Je distingue particulièrement Romina Basso qui m’avait déjà attiré l’oreille dans Motezuma. Sa voix de « mezzo-grave » franche et chaleureuse est capable de beaux accents originaux, la ligne à la fois ferme et élégante de son chant est très impressionnante. Je n’insiste pas mais sa voix me plait énormément.
Je me doute bien que les sopranos Sandrine Piau et Vivica Genaux ont de nombreux admirateurs, mais hélas pour moi elles ont des timbres dont je n’entends pas bien les particularités, je peux juste souligner les aigus très pures de Sandrine Piau. Décidément je n’ai toujours pas d’affinités avec cette tessiture que je trouve peu expressive, et j’ai été très étonné que certains de leurs airs me fassent penser par moments à ceux de Rossini… Voici une filiation dont je ne me serais pas doutée !
J’ai aussi retrouvé Stephano Ferrari entendu dans le Tempo de « Il trionfo » de Haendel à Pleyel début avril 2007. Il est ici plus à l’aise que lors de ce concert, il est bien expressif dans les récitatifs, mais parfois pas très juste dans les airs bien que je reconnaisse que son rôle est particulièrement virtuose.

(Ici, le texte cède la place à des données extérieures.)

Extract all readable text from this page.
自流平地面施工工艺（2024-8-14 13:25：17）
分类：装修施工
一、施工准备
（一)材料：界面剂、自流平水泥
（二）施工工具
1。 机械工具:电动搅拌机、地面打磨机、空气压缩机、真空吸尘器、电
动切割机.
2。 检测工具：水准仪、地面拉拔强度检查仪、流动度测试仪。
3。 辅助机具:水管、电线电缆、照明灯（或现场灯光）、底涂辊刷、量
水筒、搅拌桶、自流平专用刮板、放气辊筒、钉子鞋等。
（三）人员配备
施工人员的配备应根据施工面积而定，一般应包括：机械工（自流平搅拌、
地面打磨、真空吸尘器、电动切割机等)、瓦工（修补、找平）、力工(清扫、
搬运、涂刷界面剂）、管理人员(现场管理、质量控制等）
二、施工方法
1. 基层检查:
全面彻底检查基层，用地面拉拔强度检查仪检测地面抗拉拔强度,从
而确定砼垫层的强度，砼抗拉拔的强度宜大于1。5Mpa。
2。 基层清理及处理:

Paul Agnew (dont je garde un grand souvenir en Platée) est toujours très reconnaissable grâce à son vibrato qui commence agréablement mais devient tremblant dès qu’il se termine par un fortissimo même léger.

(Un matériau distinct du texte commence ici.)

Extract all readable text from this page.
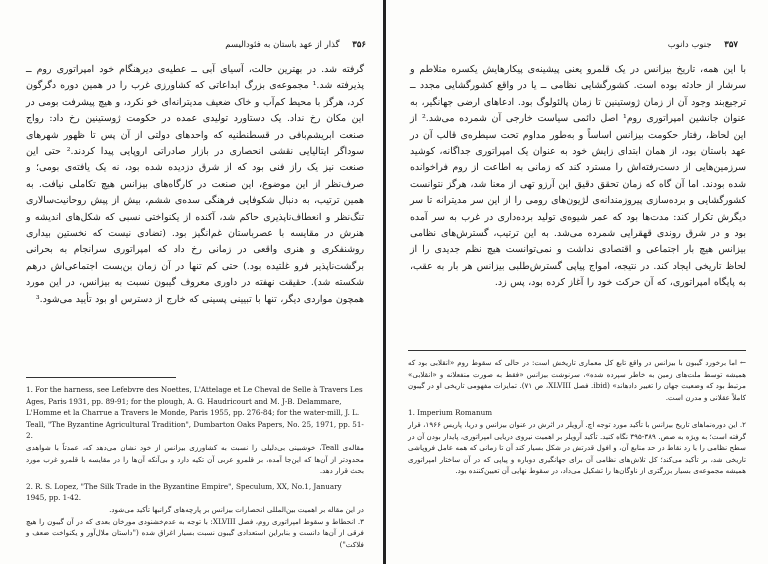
۳۵۶ گذار از عهد باستان به فئودالیسم
گرفته شد. در بهترین حالت، آسیای آبی ــ عطیه‌ی دیرهنگام خود امپراتوری روم ــ پذیرفته شد.¹ مجموعه‌ی بزرگ ابداعاتی که کشاورزی غرب را در همین دوره دگرگون کرد، هرگز با محیط کم‌آب و خاک ضعیف مدیترانه‌ای خو نکرد، و هیچ پیشرفت بومی در این مکان رخ نداد. یک دستاورد تولیدی عمده در حکومت ژوستینین رخ داد: رواج صنعت ابریشم‌بافی در قسطنطنیه که واحدهای دولتی از آن پس تا ظهور شهرهای سوداگر ایتالیایی نقشی انحصاری در بازار صادراتی اروپایی پیدا کردند.² حتی این صنعت نیز یک راز فنی بود که از شرق دزدیده شده بود، نه یک یافته‌ی بومی؛ و صرف‌نظر از این موضوع، این صنعت در کارگاه‌های بیزانس هیچ تکاملی نیافت. به همین ترتیب، به دنبال شکوفایی فرهنگی سده‌ی ششم، بیش از پیش روحانیت‌سالاری تنگ‌نظر و انعطاف‌ناپذیری حاکم شد، آکنده از یکنواختی نسبی که شکل‌های اندیشه و هنرش در مقایسه با عصرباستان غم‌انگیز بود. (تضادی نیست که نخستین بیداری روشنفکری و هنری واقعی در زمانی رخ داد که امپراتوری سرانجام به بحرانی برگشت‌ناپذیر فرو غلتیده بود.) حتی کم تنها در آن زمان بن‌بست اجتماعی‌اش درهم شکسته شد). حقیقت نهفته در داوری معروف گیبون نسبت به بیزانس، در این مورد همچون مواردی دیگر، تنها با تبیینی پسینی که خارج از دسترس او بود تأیید می‌شود.³
1. For the harness, see Lefebvre des Noettes, L'Attelage et Le Cheval de Selle à Travers Les Ages, Paris 1931, pp. 89-91; for the plough, A. G. Haudricourt and M. J-B. Delammare, L'Homme et la Charrue a Travers le Monde, Paris 1955, pp. 276-84; for the water-mill, J. L. Teall, "The Byzantine Agricultural Tradition", Dumbarton Oaks Papers, No. 25, 1971, pp. 51-2.
مقاله‌ی Teall، خوشبینی بی‌دلیلی را نسبت به کشاورزی بیزانس از خود نشان می‌دهد که، عمدتاً با شواهدی محدودتر از آن‌ها که این‌جا آمده، بر قلمرو عربی آن تکیه دارد و بی‌آنکه آن‌ها را در مقایسه با قلمرو غرب مورد بحث قرار دهد.
2. R. S. Lopez, "The Silk Trade in the Byzantine Empire", Speculum, XX, No.1, January 1945, pp. 1-42.
در این مقاله بر اهمیت بین‌المللی انحصارات بیزانس بر پارچه‌های گرانبها تأکید می‌شود.
۳. انحطاط و سقوط امپراتوری روم، فصل XLVIII: با توجه به عدم‌خشنودی مورخان بعدی که در آن گیبون را هیچ فرقی از آن‌ها دانست و بنابراین استعدادی گیبون نسبت بسیار اغراق شده ("داستان ملال‌آور و یکنواخت ضعف و فلاکت")
۳۵۷ جنوب دانوب
با این همه، تاریخ بیزانس در یک قلمرو یعنی پیشینه‌ی پیکارهایش یکسره متلاطم و سرشار از حادثه بوده است. کشورگشایی نظامی ــ یا در واقع کشورگشایی مجدد ــ ترجیع‌بند وجود آن از زمان ژوستینین تا زمان پالئولوگ بود. ادعاهای ارضی جهانگیر، به عنوان جانشین امپراتوری روم¹ اصل دائمی سیاست خارجی آن شمرده می‌شد.² از این لحاظ، رفتار حکومت بیزانس اساساً و به‌طور مداوم تحت سیطره‌ی قالب آن در عهد باستان بود، از همان ابتدای زایش خود به عنوان یک امپراتوری جداگانه، کوشید سرزمین‌هایی از دست‌رفته‌اش را مسترد کند که زمانی به اطاعت از روم فراخوانده شده بودند. اما آن گاه که زمان تحقق دقیق این آرزو تهی از معنا شد، هرگز نتوانست کشورگشایی و برده‌سازی پیروزمندانه‌ی لژیون‌های رومی را از این سر مدیترانه تا سر دیگرش تکرار کند: مدت‌ها بود که عمر شیوه‌ی تولید برده‌داری در غرب به سر آمده بود و در شرق روندی قهقرایی شمرده می‌شد. به این ترتیب، گسترش‌های نظامی بیزانس هیچ بار اجتماعی و اقتصادی نداشت و نمی‌توانست هیچ نظم جدیدی را از لحاظ تاریخی ایجاد کند. در نتیجه، امواج پیاپی گسترش‌طلبی بیزانس هر بار به عقب، به پایگاه امپراتوری، که آن حرکت خود را آغاز کرده بود، پس زد.
← اما برخورد گیبون با بیزانس در واقع تابع کل معماری تاریخش است: در حالی که سقوط روم «انقلابی بود که همیشه توسط ملت‌های زمین به خاطر سپرده شده»، سرنوشت بیزانس «فقط به صورت منفعلانه و «انقلابی» مرتبط بود که وضعیت جهان را تغییر دادهاند» (ibid. فصل XLVIII، ص ۷۱). تمایزات مفهومی تاریخی او در گیبون کاملاً عقلانی و مدرن است.
1. Imperium Romanum
۲. این دوره‌نماهای تاریخ بیزانس با تأکید مورد توجه اچ. آرویلر در اثرش در عنوان بیزانس و دریا، پاریس ۱۹۶۶، قرار گرفته است؛ به ویژه به صص. ۳۸۹-۳۹۵ نگاه کنید. تأکید آرویلر بر اهمیت نیروی دریایی امپراتوری، پایدار بودن آن در سطح نظامی را با رد نقاط در حد منابع آن، و افول قدرتش در شکل بسیار کند آن تا زمانی که همه عامل فروپاشی تاریخی شد، بر تأکید می‌کند؛ کل تلاش‌های نظامی آن برای جهانگیری دوباره و پیاپی که در آن ساختار امپراتوری همیشه مجموعه‌ی بسیار بزرگتری از ناوگان‌ها را تشکیل می‌داد، در سقوط نهایی آن تعیین‌کننده بود.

Il me semble que Guillemette Laurens est ici moins émouvante que dans la Vérità, mais je suppose que cela est dû à la musique. Elle chante un air qui commence par des violons qui font tout doucement « tacatacatacata » pour finir en tempête, superbe Vivaldi (Acte II, air de Pulcheria : « Sorge l’irato nembo ») !

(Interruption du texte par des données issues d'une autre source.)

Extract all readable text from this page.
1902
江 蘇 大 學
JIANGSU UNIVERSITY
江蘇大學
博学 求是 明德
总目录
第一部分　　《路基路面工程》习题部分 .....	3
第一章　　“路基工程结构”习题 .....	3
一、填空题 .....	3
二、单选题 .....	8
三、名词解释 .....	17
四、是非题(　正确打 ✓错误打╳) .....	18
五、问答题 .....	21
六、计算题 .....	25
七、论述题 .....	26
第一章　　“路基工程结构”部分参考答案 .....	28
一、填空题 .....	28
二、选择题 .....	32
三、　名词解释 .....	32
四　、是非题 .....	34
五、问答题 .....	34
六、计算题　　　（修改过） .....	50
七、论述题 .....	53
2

A propos de violons, l’orchestre Modo Antiquo dirigé par Federico Maria Sardelli est admirable. Les musiciens et leur chef ont trouvé l’équilibre parfait entre vivacité, légèreté et grandeur sans recourir à la moindre agressivité. Je pense ici évidemment à la direction de J.-C. Spinosi dont la Verità est exceptionnellement déchaînée. Avec cette Atenaide, on a une vision plus beaucoup douce sans être fade, qui a un caractère et un souffle propres sans se démarquer avec une brusquerie voyante, même si cela est agréable quand c’est bien fait. C’est du très grand art, et je tiens vraiment à souligner la magnifique sonorité des violons, à la fois « classique » mais avec quelque chose en plus que je n’arrive pas à définir, quelque chose d’extrêmement réjouissant et enthousiasmant !
La seule petite remarque un peu « critique » que j’ose faire ici est à propos des tempi choisis pour les airs. Beaucoup d’entre eux (presque tous en fait) sont des airs de colère et leur succession me paraît de ce fait un peu « monotone ». Il n’y a guère dans Atenaide une alternance d’airs furieux ou guerriers avec des airs tendres ou désespérés, comme dans la Verità ou Motezuma, par exemple. Alors, peut-être que pour de simples mélomanes comme moi, une variation plus nette des tempi aurait permis de mieux soutenir l’intérêt auditif, d’autant plus que ces rythmes tous très rapides rapprochent parfois les chanteurs de leurs limites…
Les fidèles lecteurs de CSS ont compris que j’ai bien sûr gardé pour la fin mon commentaire détaillé sur Nathalie Stutzmann ! Elle chante ici le rôle de Marziano (un général byzantin) qui est à mon avis celui qui offre le plus de possibilités d’expression puisque sur quatre airs, les deux premiers sont rapides et les deux autres si magnifiquement lents qu’ils contiennent les douleurs du monde et consolent en même temps de ses peines.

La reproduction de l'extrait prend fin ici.